Une autre fois, j’étais passé le voir un peu tard dans la soirée, vers les 7h. « Pourquoi tu es si en retard aujourd’hui »? Je lui dis que j’étais chez Omar Onsi, c’était en novembre, 68, et qu’il était gravement malade.

« Comment ? Nous irons le voir immédiatement : un si grand artiste, en plus c’est ton ami ». Et nous avons été dans ma Peugeot 404 à l’époque et nous étions chez les Onsi vers 8h-8h 30 à Tellet el Khayat.

Omar devait être opéré et il ne survécut pas longtemps à son opération : atteint d’une métastase cancéreuse.

Docteur Farid vivait le Sermon d’Hippocrate. Ce n’était pas seulement la photocopie illustrée et encadrée, exposée dans sa clinique pour que les malades, ennuyés la lisent dans les salles d’attente etc. Ce geste d’un soir du docteur Farid m’a attesté la hauteur de son amitié noble, humaine, désintéressée,…

Note: j’ai su plus tard que nous avions eu la même première formation chez les Frères Maristes. Les Serhal à Saïda et moi à Jounieh, il leur en fut toujours redevable et reconnaissant comme moi.

Une autre visite à Jezzine où les travaux avançaient. Le docteur était partout … s’occupait du moindre détail… Il m’expliquait … et voulait savoir ce que j’en pensais. A sa demande, je lui écrivis une fois quelques pages qui doivent être dans ses archives…

Une grande réception fut donnée… Charles Hélou le Président de la République, était l’invité d’honneur… Il y avait beaucoup de gens. Dr. Farid tenait à ce que je sois présent, un monde fou était présent … et la générosité du Dr. était exceptionnelle…

Je trouvai la route de Jezzine très proche… Cette journée à Jezzine fut inoubliable. On ne se téléphonait que rarement puisque chaque deux ou trois jours, je devais le voir.
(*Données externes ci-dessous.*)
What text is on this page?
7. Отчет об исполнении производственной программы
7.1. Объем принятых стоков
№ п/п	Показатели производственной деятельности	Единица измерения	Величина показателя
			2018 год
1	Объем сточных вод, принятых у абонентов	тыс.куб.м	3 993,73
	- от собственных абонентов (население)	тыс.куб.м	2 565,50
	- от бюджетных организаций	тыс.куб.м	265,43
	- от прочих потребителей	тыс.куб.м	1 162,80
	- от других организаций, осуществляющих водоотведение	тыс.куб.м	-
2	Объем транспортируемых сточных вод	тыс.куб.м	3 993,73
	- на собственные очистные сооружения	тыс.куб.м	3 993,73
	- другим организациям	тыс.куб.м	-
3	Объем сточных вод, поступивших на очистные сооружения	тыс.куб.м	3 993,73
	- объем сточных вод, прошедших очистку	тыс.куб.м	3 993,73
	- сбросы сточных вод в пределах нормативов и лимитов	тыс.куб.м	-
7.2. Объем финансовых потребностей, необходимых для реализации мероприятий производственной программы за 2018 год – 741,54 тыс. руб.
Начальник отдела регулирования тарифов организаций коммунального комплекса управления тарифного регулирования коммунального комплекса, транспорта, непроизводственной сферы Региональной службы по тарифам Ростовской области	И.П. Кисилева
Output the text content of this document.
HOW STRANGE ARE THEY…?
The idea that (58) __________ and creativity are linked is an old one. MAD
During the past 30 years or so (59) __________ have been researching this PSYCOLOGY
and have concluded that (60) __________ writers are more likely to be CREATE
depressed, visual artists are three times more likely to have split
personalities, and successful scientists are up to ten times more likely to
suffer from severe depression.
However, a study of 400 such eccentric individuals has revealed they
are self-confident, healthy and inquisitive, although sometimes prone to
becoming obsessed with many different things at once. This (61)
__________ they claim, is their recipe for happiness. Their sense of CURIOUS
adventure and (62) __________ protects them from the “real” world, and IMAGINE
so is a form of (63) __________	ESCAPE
Le Dr. Serhal s’était absenté pour quelque temps, à Paris. Il rentra avec une agrégation… un titre de professeur qu’il méritait…

Et la leçon inaugurale, pour quand ? C’est à moi qu’il fit appel. La leçon était divisée en trois parties… son enfance, ses professeurs, ses élèves… « Je désire parler du nerf facial » m’a-t-il dit, « je désire avoir la meilleure documentation ». Il envoya, dans mon atelier à Jounieh, deux étudiants en médecine, afin de m’aider. J’avais préparé une 40aine de cartons de 100x73cm, et durant deux jours, j’ai dessiné, schémas et expressions, les muscles de la figure commandés par le nerf facial, une multitude d’expressions, …

« Je donnerai la leçon une première fois devant toi, tu me diras ce que tu en penses ». Ce qui fut fait : je me suis installé seul dans l’amphithéâtre de la Faculté et le docteur était sur la scène. La leçon débuta. « Arrêtez ! Reprenez : prononcez pleinement le eur, le r, une meilleure liaison… plus lentement…etc ». J’écoutais, j’observais le moindre mouvement, accent, je l’arrêtais pour reprendre etc.

« J’ai invité Raymond et Pierre Eddé » m’a-t-il dit, « leurs places sont au premier rang ». Et le jour J., ce fut une grande manifestation à la Faculté en la rue de Damas. Pour un docteur si populaire … des supporters, des admirateurs venus de toutes parts… des autobus pleins des gens de Jezzine, … Une journée inoubliable, des danses folkloriques dans la place de la Faculté.

Vint le jour du baptême de Marina. Saïd Akl, le grand poète était le parrain. Dr. Farid, Dr. Philippe et leurs épouses, Maître Fouad et Mme Eva et un grand nombre d’amis étaient présents, et beaucoup d’autres pour un dîner à Jounieh.

« Accompagne-moi à Basta –Bourj Abou Haidar, je vais te montrer des toiles : les quatre saisons… » m’a-t-il dit.

Il était très heureux de les acquérir lui qui vivait pleinement à Jezzine les quatre saisons…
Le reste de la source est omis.